Charming candidates win elections: George W. Bush, whatever his other flaws, could be very charming; John Kerry, not so much. Hillary Clinton might have beat Barack Obama in the 2008 primary, if only her smile was as endearing as his.This, as regular readers of this blog know, gets it entirely backwards. Winning causes candidates to "acquire" charisma; losing causes politicians to lose it -- or, as Brendan Nyhan put it a ways back, "the political climate creates charisma." Clinton's smile would have been (thought to be) more endearing than Obama's had she won; Kerry would have been (thought to be) the charmer, while Bush's locker-room style would have been (thought to be) an arrogant smirk.
The easiest way to see this, of course, is to compare press impressions of the personalities of presidents as they go from popular to unpopular over time (i.e.
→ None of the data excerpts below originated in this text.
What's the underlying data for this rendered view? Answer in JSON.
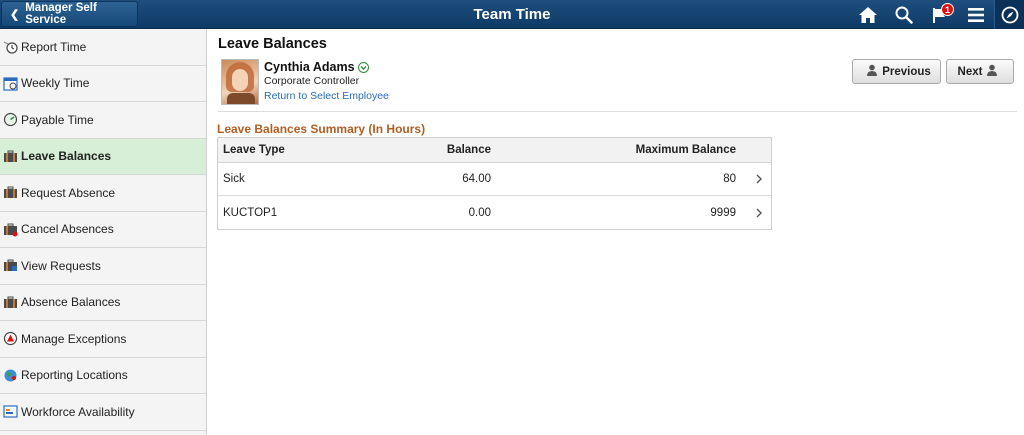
{
  "header": {
    "back_label": "Manager Self Service",
    "title": "Team Time",
    "notification_count": "1"
  },
  "sidebar": {
    "items": [
      {
        "label": "Report Time",
        "icon": "clock-icon"
      },
      {
        "label": "Weekly Time",
        "icon": "calendar-icon"
      },
      {
        "label": "Payable Time",
        "icon": "gauge-icon"
      },
      {
        "label": "Leave Balances",
        "icon": "briefcase-icon",
        "active": true
      },
      {
        "label": "Request Absence",
        "icon": "briefcase-icon"
      },
      {
        "label": "Cancel Absences",
        "icon": "briefcase-cancel-icon"
      },
      {
        "label": "View Requests",
        "icon": "briefcase-view-icon"
      },
      {
        "label": "Absence Balances",
        "icon": "briefcase-icon"
      },
      {
        "label": "Manage Exceptions",
        "icon": "warning-circle-icon"
      },
      {
        "label": "Reporting Locations",
        "icon": "globe-icon"
      },
      {
        "label": "Workforce Availability",
        "icon": "availability-icon"
      }
    ]
  },
  "main": {
    "page_title": "Leave Balances",
    "employee": {
      "name": "Cynthia Adams",
      "title": "Corporate Controller",
      "return_link": "Return to Select Employee"
    },
    "previous_label": "Previous",
    "next_label": "Next",
    "section_title": "Leave Balances Summary (In Hours)",
    "table": {
      "headers": [
        "Leave Type",
        "Balance",
        "Maximum Balance"
      ],
      "rows": [
        [
          "Sick",
          "64.00",
          "80"
        ],
        [
          "KUCTOP1",
          "0.00",
          "9999"
        ]
      ]
    }
  },
  "colors": {
    "banner": "#1a4573",
    "active_nav": "#d6efd6",
    "section_title": "#b35d20",
    "link": "#2a6bc0"
  }
}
LBJ 1964 vs. 1968, RMN 1972 vs. 1974, JEC 1976 vs. 1980, GHWB from 1988 to 1992 -- yes, all four of those had charisma for a while, at least per the press). Or, for losing nominees, from spring to fall -- Kerry wasn't charmless in spring 2004, and McCain had plenty of charisma around the time he knocked Romney out in spring 2008.
Don't worry: if Mitt Romney wins the nomination, he'll turn out to have had plenty of charisma; if he wins in November 2012, he'll have charisma to spare. At least until (or unless) things start going badly.